I-66 corridor improvements (VA) — An approximately 28-mile managed-lanes project on I-66 from Haymarket in Prince William county west of Washington to the Capital Beltway. A request for qualifications is expected for this P3 in early 2015.
Port of Ponce (PR) — A port operations P3 at the Port of Ponce in Puerto Rico with opportunities for additional improvements. A request for proposals was issued for this P3 in October 2014 describing the shortlisting and bidding process.
Prince George’s county waste processing and alternative energy facility (MD) — A P3 to construct a new waste processing and conversion facility for Prince George’s county. A request for qualifications was issued in October 2014.
South Miami Heights water treatment plant (FL) — A P3 to construct a new water treatment facility for Miami-Dade county. A draft request for qualifications was issued, and a final RFQ is expected in 2015.
SR-156 West corridor (CA) — An approximately $268 million project to construct a new highway parallel to Highway 156 in Monterey county. A pre-development agreement could be awarded in 2015 following an RFQ-RFP process.

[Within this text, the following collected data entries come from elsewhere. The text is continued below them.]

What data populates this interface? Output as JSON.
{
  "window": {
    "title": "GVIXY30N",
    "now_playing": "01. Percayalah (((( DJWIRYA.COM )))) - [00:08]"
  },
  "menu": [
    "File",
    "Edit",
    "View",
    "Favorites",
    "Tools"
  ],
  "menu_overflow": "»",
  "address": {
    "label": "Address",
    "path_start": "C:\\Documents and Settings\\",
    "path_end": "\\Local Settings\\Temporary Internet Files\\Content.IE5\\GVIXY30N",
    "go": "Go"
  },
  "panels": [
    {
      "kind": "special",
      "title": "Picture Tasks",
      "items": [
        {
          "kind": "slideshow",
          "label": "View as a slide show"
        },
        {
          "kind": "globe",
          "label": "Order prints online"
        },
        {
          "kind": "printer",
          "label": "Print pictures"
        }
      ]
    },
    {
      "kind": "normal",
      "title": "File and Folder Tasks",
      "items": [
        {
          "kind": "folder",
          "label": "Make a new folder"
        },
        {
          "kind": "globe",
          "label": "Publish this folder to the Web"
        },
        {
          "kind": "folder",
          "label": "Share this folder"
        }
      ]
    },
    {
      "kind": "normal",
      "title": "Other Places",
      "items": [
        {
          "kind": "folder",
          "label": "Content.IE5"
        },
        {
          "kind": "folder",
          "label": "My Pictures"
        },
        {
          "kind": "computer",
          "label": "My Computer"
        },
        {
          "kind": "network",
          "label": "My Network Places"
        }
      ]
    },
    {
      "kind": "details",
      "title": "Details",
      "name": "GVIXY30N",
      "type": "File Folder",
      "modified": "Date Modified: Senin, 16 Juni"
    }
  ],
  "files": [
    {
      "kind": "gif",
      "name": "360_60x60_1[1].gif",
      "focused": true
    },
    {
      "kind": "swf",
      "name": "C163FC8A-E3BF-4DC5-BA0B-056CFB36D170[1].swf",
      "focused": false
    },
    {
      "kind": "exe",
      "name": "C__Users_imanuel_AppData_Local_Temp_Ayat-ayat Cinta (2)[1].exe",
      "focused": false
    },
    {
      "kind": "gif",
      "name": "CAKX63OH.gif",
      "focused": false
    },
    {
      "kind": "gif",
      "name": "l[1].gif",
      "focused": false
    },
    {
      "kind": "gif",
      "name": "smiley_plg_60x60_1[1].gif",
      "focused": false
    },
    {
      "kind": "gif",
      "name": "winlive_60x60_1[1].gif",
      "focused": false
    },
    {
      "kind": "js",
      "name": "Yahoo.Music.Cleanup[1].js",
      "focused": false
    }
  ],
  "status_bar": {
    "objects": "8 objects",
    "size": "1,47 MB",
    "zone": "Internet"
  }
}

University of Kansas Central District development project (KS) — A P3 for the planning, design, construction, financing and potentially operations and maintenance of the Central District development project. Responses to the request for qualifications were received on January 15, 2015.
Emerald Coast/Escambia county waste processing facility (FL) — A P3 for the design, permitting, financing, construction and long-term operation of a waste processing facility. The short-listed bidders were announced on January 7, 2015.
More solicitations are expected later in the year.